More to outsiders’ liking is Korean barbeque, which we’ve enjoyed for both dinners so far. The party sits at a tabletop charcoal/gas grill and cooks thin slices of marinated pork or well-marbled beef in the center. The first night the Swiss couple and I muddled through, grilling beef strips accompanied by bowls of spiced green onion salad, spiced hard-shell crab, spiced tofu, fibrous greens in spicy cold broth, garlic, shredded shoots, roasted corn, white radish and several (spiced) kimchis. The second night with Korean hosts, we grilled 1/2-inch thick, 8-inch long bacon slabs, which are then held up with tongs over the grill and cut with kitchen scissors into 1-inch chunks to cook longer; the fatty meat is then dipped in salt,

Lunch Wednesday was forgettable, our hosts talked me out the spicy noodles ("too spicy!") for noodles in a bland black gummy mushroom and roasted onion sauce. My Swiss colleague and I ate the slippery noodles with metal chopsticks, a feat that brought the waitress running with two forks. We persevered however, bearing the badge of honor: noodle-splash black stains on our dress shirts. Lunch Thursday was much better, a traditional mixture of hot sticky rice over unidentified crunchy vegetables garnished with lots of red chili paste; three types of kimchi available along with pickled sear-your-tongue peppers (I volunteered unbidden, then kept a stiff upper lip) and spicy tofu. All in a throwback ancient Korean wood-timber and red clay hut, no less.

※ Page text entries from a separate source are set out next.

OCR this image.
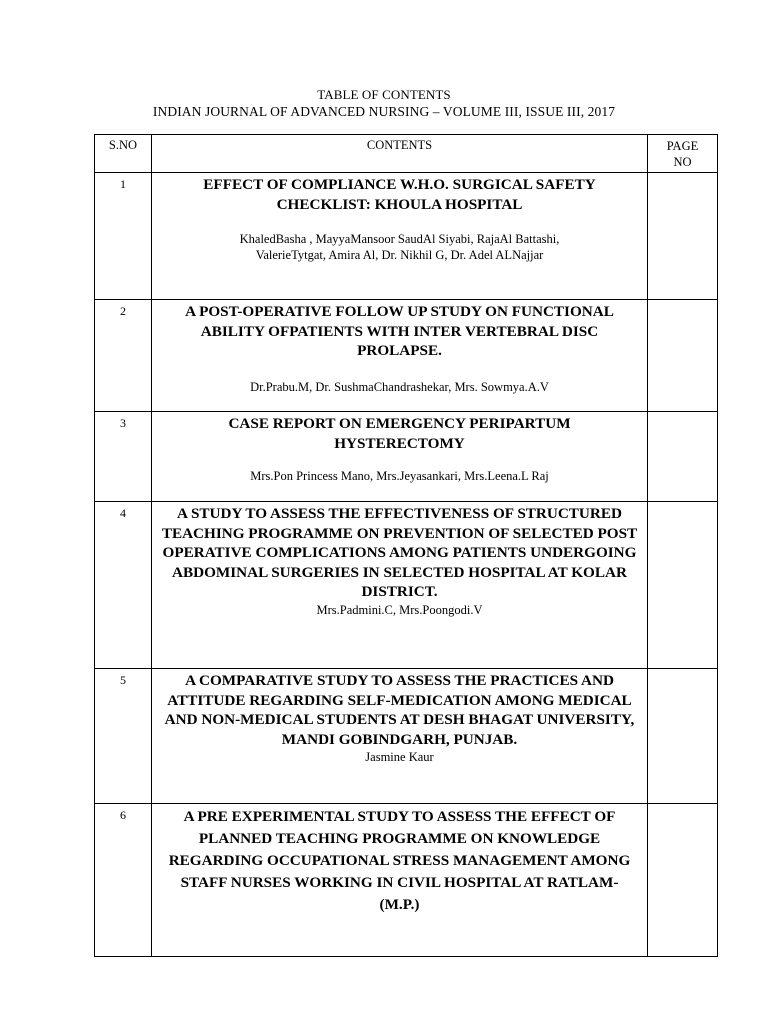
TABLE OF CONTENTS
INDIAN JOURNAL OF ADVANCED NURSING – VOLUME III, ISSUE III, 2017
S.NO	CONTENTS	PAGE
NO

1	EFFECT OF COMPLIANCE W.H.O. SURGICAL SAFETY CHECKLIST: KHOULA HOSPITAL
KhaledBasha , MayyaMansoor SaudAl Siyabi, RajaAl Battashi,
ValerieTytgat, Amira Al, Dr. Nikhil G, Dr. Adel ALNajjar	

2	A POST-OPERATIVE FOLLOW UP STUDY ON FUNCTIONAL ABILITY OFPATIENTS WITH INTER VERTEBRAL DISC PROLAPSE.
Dr.Prabu.M, Dr. SushmaChandrashekar, Mrs. Sowmya.A.V	

3	CASE REPORT ON EMERGENCY PERIPARTUM HYSTERECTOMY
Mrs.Pon Princess Mano, Mrs.Jeyasankari, Mrs.Leena.L Raj	

4	A STUDY TO ASSESS THE EFFECTIVENESS OF STRUCTURED TEACHING PROGRAMME ON PREVENTION OF SELECTED POST OPERATIVE COMPLICATIONS AMONG PATIENTS UNDERGOING ABDOMINAL SURGERIES IN SELECTED HOSPITAL AT KOLAR DISTRICT.
Mrs.Padmini.C, Mrs.Poongodi.V	

5	A COMPARATIVE STUDY TO ASSESS THE PRACTICES AND ATTITUDE REGARDING SELF-MEDICATION AMONG MEDICAL AND NON-MEDICAL STUDENTS AT DESH BHAGAT UNIVERSITY, MANDI GOBINDGARH, PUNJAB.
Jasmine Kaur	

6	A PRE EXPERIMENTAL STUDY TO ASSESS THE EFFECT OF PLANNED TEACHING PROGRAMME ON KNOWLEDGE REGARDING OCCUPATIONAL STRESS MANAGEMENT AMONG STAFF NURSES WORKING IN CIVIL HOSPITAL AT RATLAM- (M.P.)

I won't say I'm not looking forward to more cosmopolitan Singapore (my first visit) on Saturday, as waking up every morning with Godzilla breath and the garlic-and-chili burps wears thin fairly quickly (like in two days), but at least we enjoy a palate-cleansing Western-ish breakfast at the nearby truck stop cafeteria each morning. The nice waitress/cook emerges from the kitchen and says "Toast!" and we say "Egg!" and everybody smiles and it arrives: toast, fried egg, single slice of plastic-wrapped processed American cheese (insults the Swiss), dishwater coffee, some tangy juice conconction and a surprisingly tasty hot creamed rice porridge with corn. What, no müesli? All in all, Korea has been not stupendous and not terrible, almost exactly what I expected, which is why my fourth and final day Friday feels like a perfect fit.